The Add NAT Rule dialog appears.

7

Depending on which type of NAT rule you want to create, click one of the following options:

Option

Description

SNAT

A source NAT rule changes the source IP address and, optionally, port of outgoing packets. When you create an SNAT rule in Virtual Private Cloud OnDemand, by default the port and protocol are set to “any.” To change the default port and protocol settings for an SNAT rule, edit the settings in vCloud Director.

DNAT

A destination NAT rule changes the destination IP address and, optionally, port of inbound packets.

Depending on which option you chose, the dialog refreshes with the required fields.

8

Depending on which type of NAT rule you are creating, complete the following settings:

Source NAT (SNAT) (inside -> outside)

Option

Description

Original (Internal) Source

Enter the original IP address or range of IP addresses to apply to this rule.

The original addresses are the IP addresses of the virtual machine (or machines) for which you are configuring SNAT so that they can send traffic to the external network.

Translated (External) Source

Specifies the IP address to which source addresses (the virtual machines) on outbound packets are translated to when they send traffic to the external network.

The translated address is always the public IP address of the gateway for which you are configuring the SNAT rule.

Select the required IP address from the drop-down menu.

Destination NAT (DNAT) (outside -> inside)

Option

Description

Original (External) IP

Specifies the destination IP address to which the rule applies; the address is always the public IP address of the gateway for which you are configuring the DNAT rule.

Select the required IP address from the drop-down menu.

Protocol

Select the protocol to which the rule applies—any, TCP, UDP, TCP/UDP, and ICMP. By default, the protocol is set to “any.”

Original Port/Range

(Optional) Enter the port or port range that the incoming traffic uses on the gateway to connect to the internal network on which the virtual machines are connected.

ICMP type

If you selected ICMP (an error reporting and diagnostic utility used between devices to communicate error information) in the Protocol field, select the ICMP type from the drop-down menu. ICMP messages are identified by the “type” field.
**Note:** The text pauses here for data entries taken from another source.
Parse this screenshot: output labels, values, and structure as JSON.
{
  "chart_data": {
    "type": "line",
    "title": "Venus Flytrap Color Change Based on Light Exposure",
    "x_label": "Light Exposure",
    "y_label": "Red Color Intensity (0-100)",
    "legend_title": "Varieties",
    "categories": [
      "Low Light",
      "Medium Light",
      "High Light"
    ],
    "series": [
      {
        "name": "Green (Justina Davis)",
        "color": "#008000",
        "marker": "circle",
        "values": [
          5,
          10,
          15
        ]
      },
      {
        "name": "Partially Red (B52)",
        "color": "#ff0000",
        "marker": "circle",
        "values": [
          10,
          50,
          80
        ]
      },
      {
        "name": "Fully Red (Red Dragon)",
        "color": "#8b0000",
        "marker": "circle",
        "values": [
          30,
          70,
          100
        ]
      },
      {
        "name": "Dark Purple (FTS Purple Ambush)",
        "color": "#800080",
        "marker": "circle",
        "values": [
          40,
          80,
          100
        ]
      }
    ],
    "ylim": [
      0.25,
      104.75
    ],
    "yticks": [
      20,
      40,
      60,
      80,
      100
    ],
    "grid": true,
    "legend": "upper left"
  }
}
By default, the ICMP type is set to “any.”

Translated (Internal) IP/Range

Enter the IP address or a range of IP addresses to which destination addresses on inbound packets will be translated.

The translated addresses are the IP addresses of the virtual machine (or machines) for which you are configuring DNAT so that they can receive traffic from the external network.

Translated Port/Range

(Optional) Enter the port or port range that traffic connects to on the virtual machines on the isolated network.

9

Select Enable this rule and click Save.

The NAT Rules dialog appears.

10

Click Add to add additional rules or click Finish to commit the rules to the gateway.